In der bisherigen rechtswissenschaftlichen Diskussion ist die hier
vorliegende Konstellation, daß mehrere - jedenfalls, wie
hier, gleichrangige - Inhaber zentraler staatlicher Macht es
gleichzeitig pflichtwidrig unterlassen, ein bestehendes, von ihren
Weisungen abhängiges hierarchisch organisiertes System zu
ändern, das die Gefahr jederzeitiger rechtswidriger
Tötung von Menschen birgt, nicht in den Blick genommen worden,
so daß sie auch in den genannten kritischen Stellungnahmen
keine Beachtung findet.

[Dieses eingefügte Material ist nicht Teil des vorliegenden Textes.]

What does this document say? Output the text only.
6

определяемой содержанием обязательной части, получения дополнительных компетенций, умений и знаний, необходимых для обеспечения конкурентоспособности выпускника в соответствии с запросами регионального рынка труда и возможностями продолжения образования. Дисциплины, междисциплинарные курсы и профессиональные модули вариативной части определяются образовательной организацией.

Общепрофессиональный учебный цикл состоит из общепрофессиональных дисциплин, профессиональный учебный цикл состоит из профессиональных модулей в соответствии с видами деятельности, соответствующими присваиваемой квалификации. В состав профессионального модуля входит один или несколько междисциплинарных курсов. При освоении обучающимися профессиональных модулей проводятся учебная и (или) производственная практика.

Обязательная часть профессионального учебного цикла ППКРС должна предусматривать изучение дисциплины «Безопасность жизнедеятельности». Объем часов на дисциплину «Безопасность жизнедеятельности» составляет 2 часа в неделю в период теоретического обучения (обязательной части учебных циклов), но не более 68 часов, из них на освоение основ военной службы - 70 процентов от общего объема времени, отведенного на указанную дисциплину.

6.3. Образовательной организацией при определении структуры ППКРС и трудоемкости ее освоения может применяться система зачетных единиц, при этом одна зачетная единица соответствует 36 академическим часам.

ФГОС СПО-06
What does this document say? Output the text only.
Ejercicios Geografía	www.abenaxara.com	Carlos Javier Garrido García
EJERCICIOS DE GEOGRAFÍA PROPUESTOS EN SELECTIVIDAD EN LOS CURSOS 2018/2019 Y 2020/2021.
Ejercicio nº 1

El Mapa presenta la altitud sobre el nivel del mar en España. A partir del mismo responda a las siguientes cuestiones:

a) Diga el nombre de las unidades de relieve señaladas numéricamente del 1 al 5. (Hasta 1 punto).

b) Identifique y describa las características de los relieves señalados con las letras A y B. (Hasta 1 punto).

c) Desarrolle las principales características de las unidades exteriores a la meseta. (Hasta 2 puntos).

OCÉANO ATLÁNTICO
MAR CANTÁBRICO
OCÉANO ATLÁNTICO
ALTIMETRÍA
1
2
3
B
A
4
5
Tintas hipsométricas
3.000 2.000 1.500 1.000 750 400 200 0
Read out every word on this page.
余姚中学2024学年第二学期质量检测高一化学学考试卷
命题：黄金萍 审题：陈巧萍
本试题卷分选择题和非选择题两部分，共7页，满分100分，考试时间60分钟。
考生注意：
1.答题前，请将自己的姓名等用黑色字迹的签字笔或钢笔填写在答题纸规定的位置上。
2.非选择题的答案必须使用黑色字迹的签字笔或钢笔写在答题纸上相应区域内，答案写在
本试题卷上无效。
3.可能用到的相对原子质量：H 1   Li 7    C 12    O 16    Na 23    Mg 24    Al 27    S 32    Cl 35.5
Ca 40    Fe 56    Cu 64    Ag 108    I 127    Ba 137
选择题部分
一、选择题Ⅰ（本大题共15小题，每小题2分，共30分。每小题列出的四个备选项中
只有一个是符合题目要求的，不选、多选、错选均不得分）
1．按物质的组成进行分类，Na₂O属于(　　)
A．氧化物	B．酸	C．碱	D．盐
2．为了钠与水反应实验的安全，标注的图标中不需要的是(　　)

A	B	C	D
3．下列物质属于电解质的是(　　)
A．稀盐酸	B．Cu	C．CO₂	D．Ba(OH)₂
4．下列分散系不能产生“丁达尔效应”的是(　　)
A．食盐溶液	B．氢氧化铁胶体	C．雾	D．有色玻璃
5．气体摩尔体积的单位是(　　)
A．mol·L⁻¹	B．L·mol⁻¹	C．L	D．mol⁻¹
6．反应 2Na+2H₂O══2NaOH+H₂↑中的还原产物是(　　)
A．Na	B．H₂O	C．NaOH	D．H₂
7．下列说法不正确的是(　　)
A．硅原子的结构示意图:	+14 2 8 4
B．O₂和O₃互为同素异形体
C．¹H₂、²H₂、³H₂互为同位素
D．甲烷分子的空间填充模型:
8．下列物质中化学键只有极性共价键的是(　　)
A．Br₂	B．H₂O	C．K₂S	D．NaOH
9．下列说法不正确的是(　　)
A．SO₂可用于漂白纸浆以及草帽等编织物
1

Schließlich kann die Anwendung der
Regeln über die mittelbare Täterschaft auf die
Fälle des Unterlassens nicht daran scheitern, daß im
Fall des Unterlassens ein "Anstoß" durch den Hintermann fehlt
(so aber Roxin, Täterschaft und Tatherrschaft 7. Aufl. S.
471), ein "wirklicher Geschehensablauf gerade nicht
herbeigeführt wird" (so aber Stratenwerth aaO;
ähnlich Grünwald aaO). Denn mittelbare
Täterschaft setzt weder eine Aktivität des
Täters noch eine Kausalität nach dem für
aktives Tun geltenden Regeln voraus. Grundlage der Haftung des
pflichtwidrig untätigen Hintermannes ist vielmehr allein,
daß das Handeln Dritter ihm wegen seiner Tatherrschaft
zugerechnet wird (vgl. Schmidhäuser aaO). Diese Zurechnung
ersetzt - im Vergleich zur aktiven mittelbaren Täterschaft -
sein Tun. Fragen der Kausalität haben ihren Platz an anderer
Stelle.
2. Es führt die oben (sub I. 1.) beschriebene ununterbrochene
Verantwortungskette von den Mitgliedern des Politbüros
über die Mitglieder des Nationalen Verteidigungsrates und die
militärischen Befehlsgeber zu denjenigen Soldaten der
Grenztruppen, die jeweils die tödlichen Schüsse auf
die Flüchtlinge abgegeben haben. In dieser Kette haben die
Mitglieder des Nationalen Verteidigungsrates und die Mitglieder des
Politbüros sich jeweils
- durch ihr aktives Verhalten, nämlich durch ihre Mitwirkung
an Beschlüssen dieser Gremien - wegen Totschlags in
mittelbarer Täterschaft strafbar gemacht. Dies hat der Senat
in den Urteilen BGHSt 40, 218 und 45, 270 ausführlich
dargelegt. Er hat dabei namentlich im Verhalten dieser Träger
höchster staatlicher Macht der DDR das Phänomen
gefunden, das Roxin (LK 11. Aufl. § 25 Rdn. 128; NJW
Sonderheft für Gerhard Schäfer 2002, 52 ff.)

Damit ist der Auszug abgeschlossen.